With version 4 of the protocol, the automount daemon can try to unmount any filesystems mounted on the autofs filesystem or remove any symbolic links or empty directories any time it likes. If the unmount or removal is successful the filesystem will be returned to the state it was before the mount or creation, so that any access of the name will trigger normal auto-mount processing. In particular, rmdir and unlink do not leave negative entries in the dcache as a normal filesystem would, so an attempt to access a recently-removed object is passed to autofs for handling.

With version 5, this is not safe except for unmounting from top-level directories. As lower-level directories are never mount traps, other processes will see an empty directory as soon as the filesystem is unmounted. So it is generally safest to use the autofs expiry protocol described below.

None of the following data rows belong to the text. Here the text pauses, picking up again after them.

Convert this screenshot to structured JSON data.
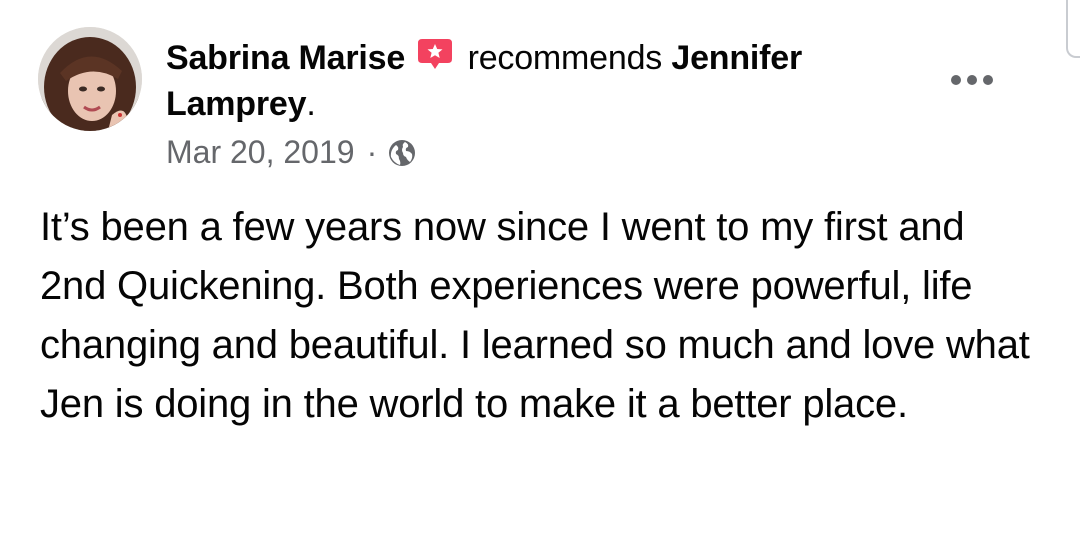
{
  "post": {
    "author": "Sabrina Marise",
    "action": "recommends",
    "page_line1": "Jennifer",
    "page_line2": "Lamprey",
    "page_suffix": ".",
    "date": "Mar 20, 2019",
    "separator": "·",
    "privacy_icon": "globe-icon",
    "recommend_icon": "recommendation-star-icon",
    "more_icon": "more-options-icon",
    "body": "It’s been a few years now since I went to my first and 2nd Quickening. Both experiences were powerful, life changing and beautiful. I learned so much and love what Jen is doing in the world to make it a better place."
  },
  "colors": {
    "text": "#050505",
    "secondary_text": "#65676b",
    "recommend_badge": "#f3425f",
    "background": "#ffffff"
  }
}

Normally the daemon only wants to remove entries which haven't been used for a while. For this purpose autofs maintains a "last_used" time stamp on each directory or symlink. For symlinks it genuinely does record the last time the symlink was "used" or followed to find out where it points to. For directories the field is used slightly differently. The field is updated at mount time and during expire checks if it is found to be in use (ie. open file descriptor or process working directory) and during path walks. The update done during path walks prevents frequent expire and immediate mount of frequently accessed automounts. But in the case where a GUI continually access or an application frequently scans an autofs directory tree there can be an accumulation of mounts that aren't actually being used. To cater for this case the "strictexpire" autofs mount option can be used to avoid the "last_used" update on path walk thereby preventing this apparent inability to expire mounts that aren't really in use.

The daemon is able to ask autofs if anything is due to be expired, using an ioctl as discussed later. For a direct mount, autofs considers if the entire mount-tree can be unmounted or not. For an indirect mount, autofs considers each of the names in the top level directory to determine if any of those can be unmounted and cleaned up.

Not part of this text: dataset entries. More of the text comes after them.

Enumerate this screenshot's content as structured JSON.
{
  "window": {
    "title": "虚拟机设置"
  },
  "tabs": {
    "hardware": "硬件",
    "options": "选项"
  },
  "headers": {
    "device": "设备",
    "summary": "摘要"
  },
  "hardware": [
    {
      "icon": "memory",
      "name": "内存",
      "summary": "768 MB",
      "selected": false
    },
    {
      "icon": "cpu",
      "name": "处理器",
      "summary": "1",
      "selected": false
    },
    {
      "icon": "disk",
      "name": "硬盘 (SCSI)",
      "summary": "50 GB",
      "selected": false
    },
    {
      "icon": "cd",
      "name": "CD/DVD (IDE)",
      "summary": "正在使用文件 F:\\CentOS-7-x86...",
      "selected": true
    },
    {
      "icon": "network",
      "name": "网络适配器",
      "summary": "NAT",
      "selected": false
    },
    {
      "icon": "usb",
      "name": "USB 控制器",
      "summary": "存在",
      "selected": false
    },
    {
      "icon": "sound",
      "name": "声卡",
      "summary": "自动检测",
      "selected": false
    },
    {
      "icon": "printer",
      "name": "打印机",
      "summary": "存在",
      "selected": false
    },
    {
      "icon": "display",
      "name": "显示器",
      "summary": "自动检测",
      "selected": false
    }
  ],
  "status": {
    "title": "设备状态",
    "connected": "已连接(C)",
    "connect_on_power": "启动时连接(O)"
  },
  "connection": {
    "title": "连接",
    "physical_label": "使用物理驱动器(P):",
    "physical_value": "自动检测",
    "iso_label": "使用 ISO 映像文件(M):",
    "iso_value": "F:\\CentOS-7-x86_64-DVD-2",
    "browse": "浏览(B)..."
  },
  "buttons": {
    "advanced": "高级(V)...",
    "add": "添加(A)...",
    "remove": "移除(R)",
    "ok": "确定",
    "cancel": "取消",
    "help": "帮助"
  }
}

There is an option with indirect mounts to consider each of the leaves that has been mounted on instead of considering the top-level names. This was originally intended for compatibility with version 4 of autofs and should be considered as deprecated for Sun Format automount maps. However, it may be used again for amd format mount maps (which are generally indirect maps) because the amd automounter allows for the setting of an expire timeout for individual mounts. But there are some difficulties in making the needed changes for this.

When autofs considers a directory it checks the last_used time and compares it with the "timeout" value set when the filesystem was mounted, though this check is ignored in some cases. It also checks if the directory or anything below it is in use. For symbolic links, only the last_used time is ever considered.

If both appear to support expiring the directory or symlink, an action is taken.

There are two ways to ask autofs to consider expiry. The first is to use the AUTOFS_IOC_EXPIRE ioctl. This only works for indirect mounts. If it finds something in the root directory to expire it will return the name of that thing. Once a name has been returned the automount daemon needs to unmount any filesystems mounted below the name normally. As described above, this is unsafe for non-toplevel mounts in a version-5 autofs. For this reason the current automount(8) does not use this ioctl.

The second mechanism uses either the AUTOFS_DEV_IOCTL_EXPIRE_CMD or the AUTOFS_IOC_EXPIRE_MULTI ioctl. This will work for both direct and indirect mounts. If it selects an object to expire, it will notify the daemon using the notification mechanism described below. This will block until the daemon acknowledges the expiry notification. This implies that the "EXPIRE" ioctl must be sent from a different thread than the one which handles notification.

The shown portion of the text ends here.